ERM Is Not Just ‘Our’ Problem
Jack Hampton recently wrote, “Risk managers have a staggering problem on their hands if they are ever going to make enterprise risk management inroads across the full Academy. There is no other way to see it.”
And he’s right. Risk managers will always have a staggering, even insolvable problem, on their hands as long as they are the ones responsible for developing and implementing ERM at their institution. The same holds true for any business.
I’ve recently come back from the Higher Education Compliance Conference of the Society of Corporate Compliance and Ethics (SCCE).
There, I was heartened to hear presentations from multiple institutions where a team of senior leaders across the institution lead the ERM process.
As we know, engaging senior leadership in the ERM process helps to ensure the success of the program by placing the risk ownership across the institution, rather than allowing the perception of ownership to sit in Risk Management.
As we know, engaging senior leadership in the ERM process helps to ensure the success of the program by placing the risk ownership across the institution, rather than allowing the perception of ownership to sit in risk management. The most mature and robust programs fully integrate the compliance, ERM, traditional risk management and internal audit functions.
The risk management burden, as Jack points out, is endless and ever varying. We will never be able to stop the rogue employee from breaking the rules, including the grumpy professor trying to make a point by publicly illustrating gaps in our systems.
We may seldom be able to stop the determined assassin before he strikes.
However, an ERM program can protect the institution or the company from the consequences of these actions while boosting resiliency and resources if it enables us to develop processes that will
- Put organizational structures in place to identify and manage risk across the enterprise (including compliance risks);
- Create codes of conduct, policies and procedures in place to guide people on what to do;
- Educate and train our community so they know what they are expected to do;
- Give our operations managers tools to self-monitor their risk management and compliance activities and audit the operations as necessary;
- Develop a clear reporting and investigation processes for claims and complaints;
- Discipline those that willfully break the rules; teach those that accidentally break the rules; and
- Investigate and remediate systemic problems and risks.
So, how do we engage leadership in embracing and leading ERM? We talk about it, frequently and to anyone who will listen.
Practice your one-minute ERM elevator speech and use it on faculty, deans, all of your director-level peers and especially senior leaders.
Meet with key risk partners and share the benefits of an enterprise-wide approach.
Be a thought leader on your campus and tie the ERM process to the academic mission.
Gates Garrity-Rokous, vice president and chief compliance officer at The Ohio State University recommends relentless optimism.
Help your senior leaders and administrators understand that using the ERM process will make their lives easier, because ERM will help the institution allocate resources by highest need.

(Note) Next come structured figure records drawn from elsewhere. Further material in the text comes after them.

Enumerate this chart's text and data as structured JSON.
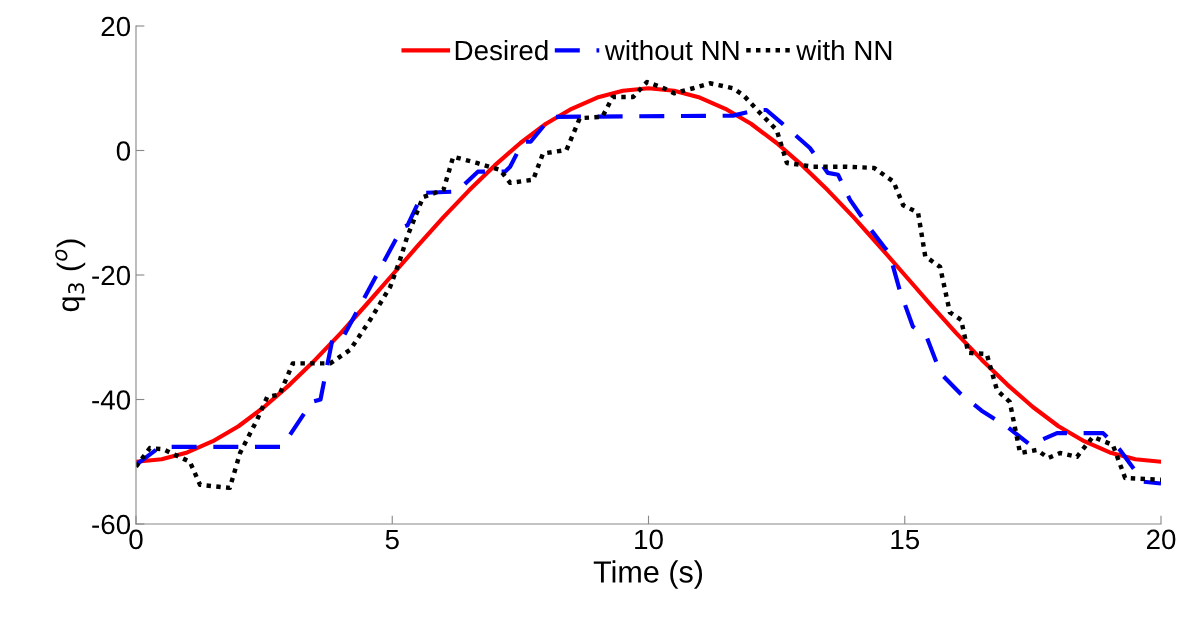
{
  "chart_data": {
    "type": "line",
    "xlabel": "Time (s)",
    "ylabel": "q$_{3}$ ($^{o}$)",
    "xlim": [
      0,
      20
    ],
    "ylim": [
      -60,
      20
    ],
    "xticks": [
      0,
      5,
      10,
      15,
      20
    ],
    "yticks": [
      -60,
      -40,
      -20,
      0,
      20
    ],
    "grid": false,
    "legend": "top",
    "marker": "none",
    "series": [
      {
        "name": "Desired",
        "color": "#ff0000",
        "line_style": "solid",
        "x": [
          0,
          0.5,
          1,
          1.5,
          2,
          2.5,
          3,
          3.5,
          4,
          4.5,
          5,
          5.5,
          6,
          6.5,
          7,
          7.5,
          8,
          8.5,
          9,
          9.5,
          10,
          10.5,
          11,
          11.5,
          12,
          12.5,
          13,
          13.5,
          14,
          14.5,
          15,
          15.5,
          16,
          16.5,
          17,
          17.5,
          18,
          18.5,
          19,
          19.5,
          20
        ],
        "values": [
          -50,
          -49.6,
          -48.5,
          -46.7,
          -44.3,
          -41.2,
          -37.6,
          -33.6,
          -29.3,
          -24.7,
          -20,
          -15.3,
          -10.7,
          -6.4,
          -2.4,
          1.2,
          4.3,
          6.7,
          8.5,
          9.6,
          10,
          9.6,
          8.5,
          6.7,
          4.3,
          1.2,
          -2.4,
          -6.4,
          -10.7,
          -15.3,
          -20,
          -24.7,
          -29.3,
          -33.6,
          -37.6,
          -41.2,
          -44.3,
          -46.7,
          -48.5,
          -49.6,
          -50
        ]
      },
      {
        "name": "without NN",
        "color": "#0000ff",
        "line_style": "dashed",
        "x": [
          0,
          0.47,
          2.85,
          3.43,
          3.6,
          3.84,
          4.04,
          5.2,
          5.3,
          5.6,
          6.26,
          6.67,
          7.2,
          7.3,
          7.55,
          7.7,
          8.1,
          11.65,
          12.1,
          12.3,
          12.6,
          13.15,
          13.5,
          13.7,
          13.93,
          14.3,
          14.6,
          14.7,
          14.9,
          15.16,
          15.43,
          15.7,
          16.08,
          16.5,
          17.0,
          17.45,
          17.97,
          18.87,
          19.2,
          19.65,
          20
        ],
        "values": [
          -50.5,
          -47.6,
          -47.6,
          -40.4,
          -40,
          -30,
          -30,
          -12.3,
          -12,
          -6.8,
          -6.6,
          -3.4,
          -3.4,
          -2.6,
          1.4,
          1.4,
          5.4,
          5.6,
          6.5,
          6.5,
          4.4,
          0.4,
          -3.6,
          -3.9,
          -7.9,
          -12.3,
          -15.5,
          -16.5,
          -22.4,
          -28.3,
          -30,
          -35.8,
          -39,
          -41.8,
          -44.4,
          -47.3,
          -45.4,
          -45.4,
          -48.1,
          -53.2,
          -53.5
        ]
      },
      {
        "name": "with NN",
        "color": "#000000",
        "line_style": "dotted",
        "x": [
          0,
          0.27,
          0.53,
          1.05,
          1.25,
          1.83,
          2.03,
          2.36,
          2.56,
          2.8,
          3.06,
          3.79,
          4.18,
          4.57,
          4.96,
          5.15,
          5.29,
          5.6,
          6.0,
          6.19,
          6.65,
          7.1,
          7.3,
          7.75,
          7.94,
          8.4,
          8.66,
          9.1,
          9.3,
          9.7,
          9.97,
          10.3,
          10.5,
          10.87,
          11.2,
          11.65,
          11.85,
          12.18,
          12.5,
          12.7,
          13.2,
          13.87,
          14.4,
          14.78,
          14.97,
          15.26,
          15.4,
          15.69,
          15.88,
          16.1,
          16.24,
          16.6,
          16.8,
          17.05,
          17.25,
          17.58,
          17.8,
          18.03,
          18.36,
          18.67,
          19.06,
          19.3,
          20
        ],
        "values": [
          -50.8,
          -47.8,
          -48,
          -50,
          -53.7,
          -54.2,
          -48.6,
          -43.3,
          -39.6,
          -39.2,
          -34.2,
          -34.2,
          -32,
          -27.2,
          -21.9,
          -17.6,
          -13.9,
          -7.5,
          -6.3,
          -1,
          -2,
          -3.1,
          -5.2,
          -4.7,
          -0.5,
          0.1,
          5.2,
          5.4,
          8.6,
          8.6,
          11,
          10,
          9.2,
          10,
          10.8,
          10,
          8.9,
          6,
          3.3,
          -2,
          -2.6,
          -2.6,
          -2.8,
          -5,
          -8.8,
          -10,
          -17,
          -18.7,
          -26,
          -27.2,
          -32.5,
          -32.7,
          -38.5,
          -40.4,
          -48.6,
          -48.1,
          -49.4,
          -48.6,
          -49.2,
          -46,
          -47.3,
          -52.6,
          -52.9
        ]
      }
    ]
  }
}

Tell them how the ERM process will make our campuses better through improved awareness and clearer communication of risk issues.
It’s easy to feel discouraged in the face of constant stories of tragedies and malfeasance. But there are silver linings.
The students at UCLA were prepared and knew how to shelter in place so that casualties from the Mainak Sarkar shooting were limited. We’re getting better, we’re doing more with less and finding continual improvement.
Find your inner optimist, share your successes with your peers, keep calm and carry on.